The next morning, I arose early and sat in front of the bungalow, watching the swell wrap around the headland onto the beach. I couldn’t find a pen. Hadn’t I brought, like, ten pens? I wanted to write about taking risks and how I was about to do just that in a few hours when I went surfing. Surfing was risky, no question about it. I’m not really a water person, that is unless the water is in the form of snow. Still, we were here, and I planned to surf.

Monkeys surrounded the bungalow. One, a large male, climbed a nearby tree and tried to stare me down. The hotel staff recommended that you avoid eye contact with the macaqs, especially the large males. But I couldn’t help it. This one lifted his eyebrows to make his eyes look bigger. It was creepy. I wondered if he had my pens.

There is a point at which you realize the futility of your actions. A point at which you just give up looking for a pen. Pick up your surfboard and test out your theories. Before my husband and I left for this surfing-and-diving-and-dipping-my-toe-back-into-risk-taking trip in Indonesia, I was cranking on my book. He was cranking at the ski area. Getting pre-season projects finished. Making sure all the details were in place before the snow started to fall. My plan was to finish a book proposal before ski patrol duties took most of my time.

Heaven on the planet

October wouldn’t have seemed an ideal time to get off the grid and chill. But it never is. Not until you are there, sitting on a porch overlooking Ekas Bay, a long, shallow bay, known to some of the locals for its fishing, surrounded by monkeys and a rising swell, that you truly appreciate the importance of it. For your soul.

The boat deposited us in the water, a few paddle strokes from Outside Ekas. The swell was rising, but still small by local standards. That was fine enough with me. A few other surfers bobbed in the water, raising their hands in hello. In just a few short days, I’d already met everyone here: we’d drank Bintangs together and swapped stories of how we’d found out about this place. John and I waited our turn, watching the swell rise and break. The waves were inconsistent.

Am I a risk taker? I paddled into the lineup and watched a wave rise behind me. I turned and swam. This was a big wave, and I was in the prime spot to catch it. I hardly had to paddle and I was up, riding the glassy curve, my surfboard firm and solid beneath me. I was surfing. I was really surfing. In the water, Jason, one of the really great surfers at the break, smiled. He raised his fist in solidarity. That was another strange thing about this place: everyone cheered each other on.

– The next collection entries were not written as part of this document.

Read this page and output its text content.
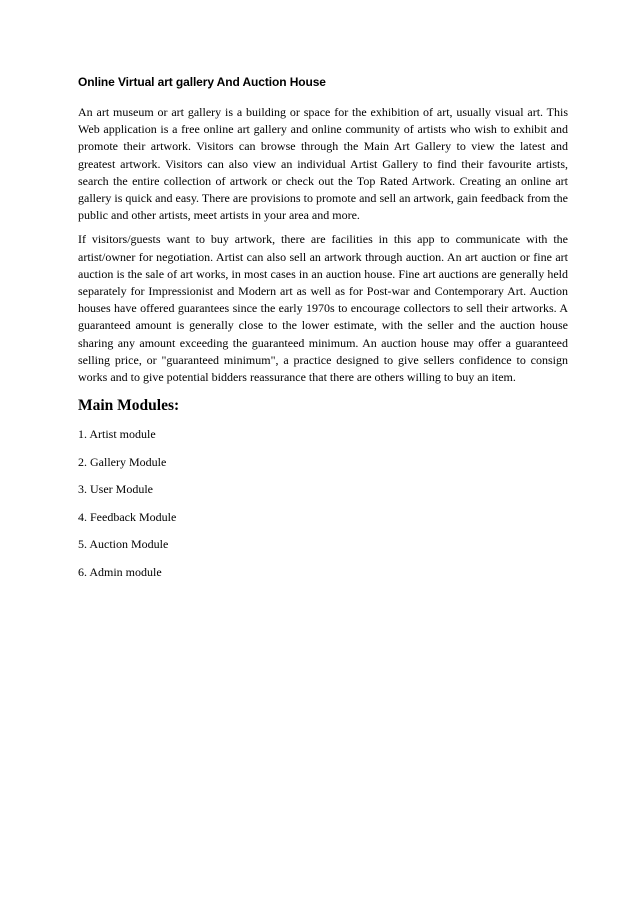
Online Virtual art gallery And Auction House

An art museum or art gallery is a building or space for the exhibition of art, usually visual art. This Web application is a free online art gallery and online community of artists who wish to exhibit and promote their artwork. Visitors can browse through the Main Art Gallery to view the latest and greatest artwork. Visitors can also view an individual Artist Gallery to find their favourite artists, search the entire collection of artwork or check out the Top Rated Artwork. Creating an online art gallery is quick and easy. There are provisions to promote and sell an artwork, gain feedback from the public and other artists, meet artists in your area and more.

If visitors/guests want to buy artwork, there are facilities in this app to communicate with the artist/owner for negotiation. Artist can also sell an artwork through auction. An art auction or fine art auction is the sale of art works, in most cases in an auction house. Fine art auctions are generally held separately for Impressionist and Modern art as well as for Post-war and Contemporary Art. Auction houses have offered guarantees since the early 1970s to encourage collectors to sell their artworks. A guaranteed amount is generally close to the lower estimate, with the seller and the auction house sharing any amount exceeding the guaranteed minimum. An auction house may offer a guaranteed selling price, or "guaranteed minimum", a practice designed to give sellers confidence to consign works and to give potential bidders reassurance that there are others willing to buy an item.

Main Modules:
1. Artist module
2. Gallery Module
3. User Module
4. Feedback Module
5. Auction Module
6. Admin module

This would be the wave by which all others were judged. I knew this before it was even over. I was on it, cutting back and forth, working the wave like a ski slope. My smile cracked my face, and the wave petered out below me. A rush of adrenaline flowed out of me and the dopamine flowed in. I was high on brain chemicals: blissed out and happy. I’m not sure if I’d call myself a risk taker. Sure, I take calculated risks, but the true thrill seekers never consider their actions risky. Paddling into a big wave is not a gamble; they know they can surf it. The trick is to tamp down the adrenaline while in the moment. Give into it and you might panic or choke. People think thrill seekers are adrenaline junkies. But that isn’t true. Most thrill seekers I’ve known work hard to keep the adrenaline in check. It’s the after-effect, the dopamine, that offers the big rewards.

As I paddled back to the waiting boat a few hours later, I had to remember to stop smiling to keep myself from swallowing water. Bliss still coursed through my veins. I caught several more waves, but none quite as good or as long or as glassy as that first. My arms and shoulders felt heavy as I pulled myself into the boat. Being off the grid in Indonesia was certainly heaven on the planet. It was Bintang time.